Sehen ungeborene Babys mehr als gedacht?

Zellen im sich entwickelnden Auge reagieren erstaunlich empfindlich auf Licht

Fötus
Der Sehsinn entwickelt sich beim Fötus vergleichsweise spät. © Janulla/ iStock.com

Überraschend sensibel: Trotz noch geschlossener Augen könnte der Fötus im Mutterleib mehr sehen als gedacht. Denn bestimmte Zellen in der sich entwickelnden Netzhaut registrieren nicht nur, ob Licht da ist oder nicht. Sie nehmen sogar schon unterschiedliche Lichtintensitäten wahr und sind komplex miteinander vernetzt, wie Experimente mit Mäusebabys nahelegen. Damit könnten diese Zellen eine wichtigere Rolle für die Entwicklung von Auge und Gehirn spielen als bislang angenommen.

Was bekommen ungeborene Babys im Mutterleib von der Außenwelt mit? Tatsächlich erstaunlich viel: Wie Mediziner inzwischen wissen, entwickeln sich vor allem der Geschmack und das Gehör des Fötus schon sehr früh. Etwa ab dem sechsten Monat beginnt dann auch der Sehsinn des Ungeborenen aktiv zu werden. Zwar sind seine Augen zu diesem Zeitpunkt noch geschlossen, doch durch die Lider hindurch nimmt der Fötus bereits Licht wahr.

Verantwortlich für diese Fähigkeit sind bestimmte Ganglienzellen in der sich entwickelnden Netzhaut. Diese lichtempfindlichen Zellen stehen mit unterschiedlichen Bereichen des Gehirns in Verbindung und fungieren beim Fötus wie An-Aus-Schalter: Sie können anzeigen, ob Licht einfällt oder nicht. Auf diese Weise helfen sie zum Beispiel dabei, beim Ungeborenen einen Tag-Nacht-Rhythmus zu etablieren.

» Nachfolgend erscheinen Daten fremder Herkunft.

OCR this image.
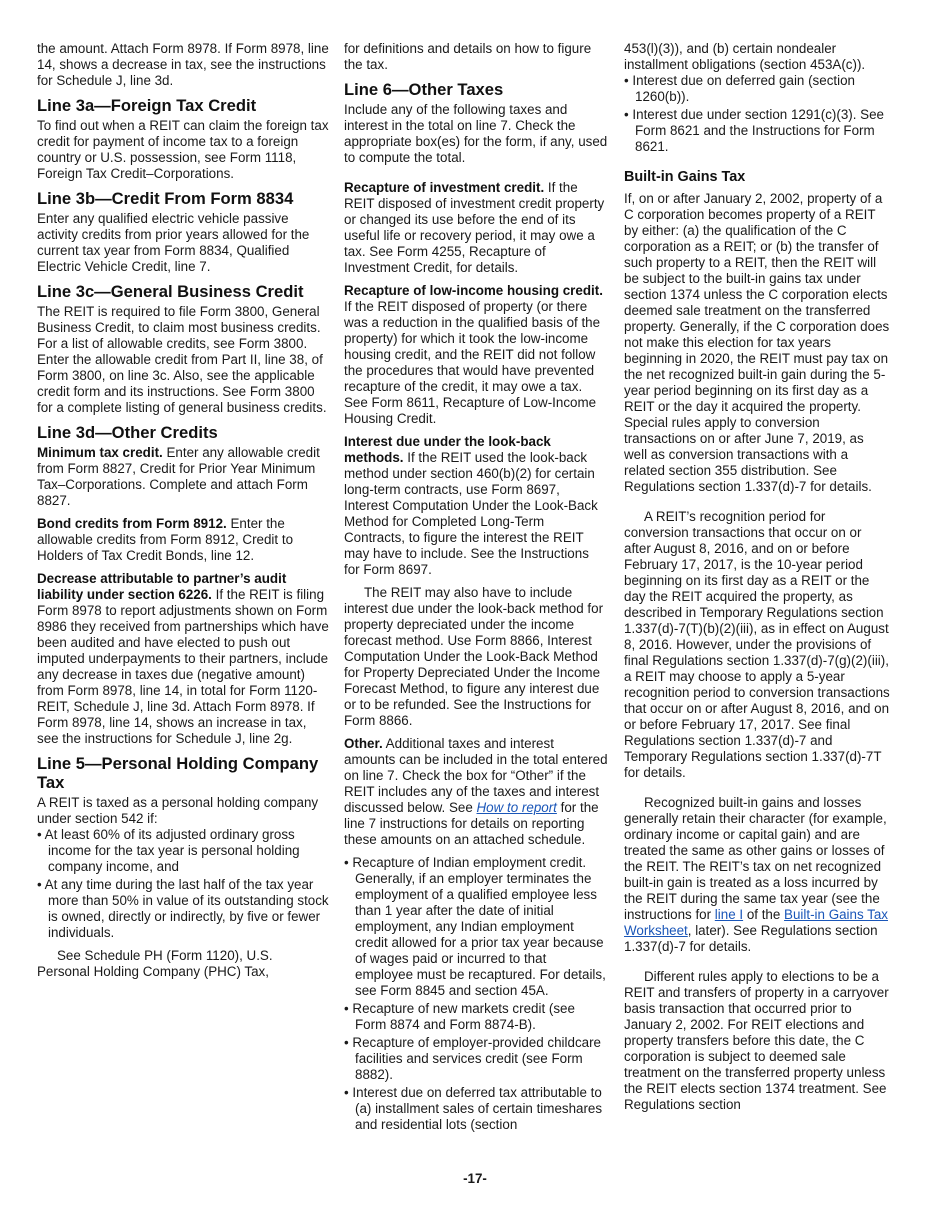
the amount. Attach Form 8978. If Form 8978, line 14, shows a decrease in tax, see the instructions for Schedule J, line 3d.

Line 3a—Foreign Tax Credit

To find out when a REIT can claim the foreign tax credit for payment of income tax to a foreign country or U.S. possession, see Form 1118, Foreign Tax Credit–Corporations.

Line 3b—Credit From Form 8834

Enter any qualified electric vehicle passive activity credits from prior years allowed for the current tax year from Form 8834, Qualified Electric Vehicle Credit, line 7.

Line 3c—General Business Credit

The REIT is required to file Form 3800, General Business Credit, to claim most business credits. For a list of allowable credits, see Form 3800. Enter the allowable credit from Part II, line 38, of Form 3800, on line 3c. Also, see the applicable credit form and its instructions. See Form 3800 for a complete listing of general business credits.

Line 3d—Other Credits

Minimum tax credit. Enter any allowable credit from Form 8827, Credit for Prior Year Minimum Tax–Corporations. Complete and attach Form 8827.

Bond credits from Form 8912. Enter the allowable credits from Form 8912, Credit to Holders of Tax Credit Bonds, line 12.

Decrease attributable to partner’s audit liability under section 6226. If the REIT is filing Form 8978 to report adjustments shown on Form 8986 they received from partnerships which have been audited and have elected to push out imputed underpayments to their partners, include any decrease in taxes due (negative amount) from Form 8978, line 14, in total for Form 1120-REIT, Schedule J, line 3d. Attach Form 8978. If Form 8978, line 14, shows an increase in tax, see the instructions for Schedule J, line 2g.

Line 5—Personal Holding Company Tax

A REIT is taxed as a personal holding company under section 542 if:

• At least 60% of its adjusted ordinary gross income for the tax year is personal holding company income, and

• At any time during the last half of the tax year more than 50% in value of its outstanding stock is owned, directly or indirectly, by five or fewer individuals.

See Schedule PH (Form 1120), U.S. Personal Holding Company (PHC) Tax,

for definitions and details on how to figure the tax.

Line 6—Other Taxes

Include any of the following taxes and interest in the total on line 7. Check the appropriate box(es) for the form, if any, used to compute the total.

Recapture of investment credit. If the REIT disposed of investment credit property or changed its use before the end of its useful life or recovery period, it may owe a tax. See Form 4255, Recapture of Investment Credit, for details.

Recapture of low-income housing credit. If the REIT disposed of property (or there was a reduction in the qualified basis of the property) for which it took the low-income housing credit, and the REIT did not follow the procedures that would have prevented recapture of the credit, it may owe a tax. See Form 8611, Recapture of Low-Income Housing Credit.

Interest due under the look-back methods. If the REIT used the look-back method under section 460(b)(2) for certain long-term contracts, use Form 8697, Interest Computation Under the Look-Back Method for Completed Long-Term Contracts, to figure the interest the REIT may have to include. See the Instructions for Form 8697.

The REIT may also have to include interest due under the look-back method for property depreciated under the income forecast method. Use Form 8866, Interest Computation Under the Look-Back Method for Property Depreciated Under the Income Forecast Method, to figure any interest due or to be refunded. See the Instructions for Form 8866.

Other. Additional taxes and interest amounts can be included in the total entered on line 7. Check the box for “Other” if the REIT includes any of the taxes and interest discussed below. See How to report for the line 7 instructions for details on reporting these amounts on an attached schedule.

• Recapture of Indian employment credit. Generally, if an employer terminates the employment of a qualified employee less than 1 year after the date of initial employment, any Indian employment credit allowed for a prior tax year because of wages paid or incurred to that employee must be recaptured. For details, see Form 8845 and section 45A.

• Recapture of new markets credit (see Form 8874 and Form 8874-B).

• Recapture of employer-provided childcare facilities and services credit (see Form 8882).

• Interest due on deferred tax attributable to (a) installment sales of certain timeshares and residential lots (section

453(l)(3)), and (b) certain nondealer installment obligations (section 453A(c)).

• Interest due on deferred gain (section 1260(b)).

• Interest due under section 1291(c)(3). See Form 8621 and the Instructions for Form 8621.

Built-in Gains Tax

If, on or after January 2, 2002, property of a C corporation becomes property of a REIT by either: (a) the qualification of the C corporation as a REIT; or (b) the transfer of such property to a REIT, then the REIT will be subject to the built-in gains tax under section 1374 unless the C corporation elects deemed sale treatment on the transferred property. Generally, if the C corporation does not make this election for tax years beginning in 2020, the REIT must pay tax on the net recognized built-in gain during the 5-year period beginning on its first day as a REIT or the day it acquired the property. Special rules apply to conversion transactions on or after June 7, 2019, as well as conversion transactions with a related section 355 distribution. See Regulations section 1.337(d)-7 for details.

A REIT’s recognition period for conversion transactions that occur on or after August 8, 2016, and on or before February 17, 2017, is the 10-year period beginning on its first day as a REIT or the day the REIT acquired the property, as described in Temporary Regulations section 1.337(d)-7(T)(b)(2)(iii), as in effect on August 8, 2016. However, under the provisions of final Regulations section 1.337(d)-7(g)(2)(iii), a REIT may choose to apply a 5-year recognition period to conversion transactions that occur on or after August 8, 2016, and on or before February 17, 2017. See final Regulations section 1.337(d)-7 and Temporary Regulations section 1.337(d)-7T for details.

Recognized built-in gains and losses generally retain their character (for example, ordinary income or capital gain) and are treated the same as other gains or losses of the REIT. The REIT’s tax on net recognized built-in gain is treated as a loss incurred by the REIT during the same tax year (see the instructions for line I of the Built-in Gains Tax Worksheet, later). See Regulations section 1.337(d)-7 for details.

Different rules apply to elections to be a REIT and transfers of property in a carryover basis transaction that occurred prior to January 2, 2002. For REIT elections and property transfers before this date, the C corporation is subject to deemed sale treatment on the transferred property unless the REIT elects section 1374 treatment. See Regulations section

-17-
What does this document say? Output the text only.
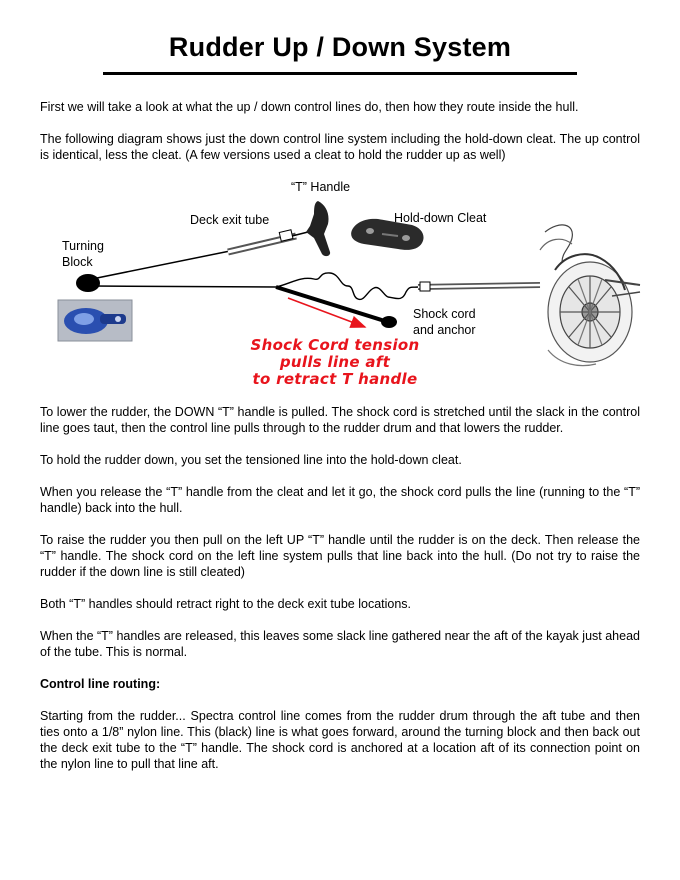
Rudder Up / Down System

First we will take a look at what the up / down control lines do, then how they route inside the hull.

The following diagram shows just the down control line system including the hold-down cleat. The up control is identical, less the cleat. (A few versions used a cleat to hold the rudder up as well)

“T” Handle
Deck exit tube	Hold-down Cleat
Turning
Block
Shock cord
and anchor
Shock Cord tension
pulls line aft
to retract T handle

To lower the rudder, the DOWN “T” handle is pulled. The shock cord is stretched until the slack in the control line goes taut, then the control line pulls through to the rudder drum and that lowers the rudder.

To hold the rudder down, you set the tensioned line into the hold-down cleat.

When you release the “T” handle from the cleat and let it go, the shock cord pulls the line (running to the “T” handle) back into the hull.

To raise the rudder you then pull on the left UP “T” handle until the rudder is on the deck. Then release the “T” handle. The shock cord on the left line system pulls that line back into the hull. (Do not try to raise the rudder if the down line is still cleated)

Both “T” handles should retract right to the deck exit tube locations.

When the “T” handles are released, this leaves some slack line gathered near the aft of the kayak just ahead of the tube. This is normal.

Control line routing:

Starting from the rudder... Spectra control line comes from the rudder drum through the aft tube and then ties onto a 1/8” nylon line. This (black) line is what goes forward, around the turning block and then back out the deck exit tube to the “T” handle. The shock cord is anchored at a location aft of its connection point on the nylon line to pull that line aft.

Sehen mit geschlossenen Augen

In letzter Zeit mehren sich jedoch die Hinweise darauf, dass diese Ganglienzellen mehr Informationen über den Lichteinfall registrieren als angenommen und möglicherweise sogar untereinander kommunizieren. Um mehr darüber herauszufinden, haben Franklin Caval-Holme und Marla Feller von der University of California in Berkeley nun die sechs bekannten Subtypen dieser Zellen bei neugeborenen Mäusen untersucht. Die Nager sind kurz nach der Geburt noch fast blind und ihre Augen geschlossen – ähnlich wie beim Fötus nach dem zweiten Trimester.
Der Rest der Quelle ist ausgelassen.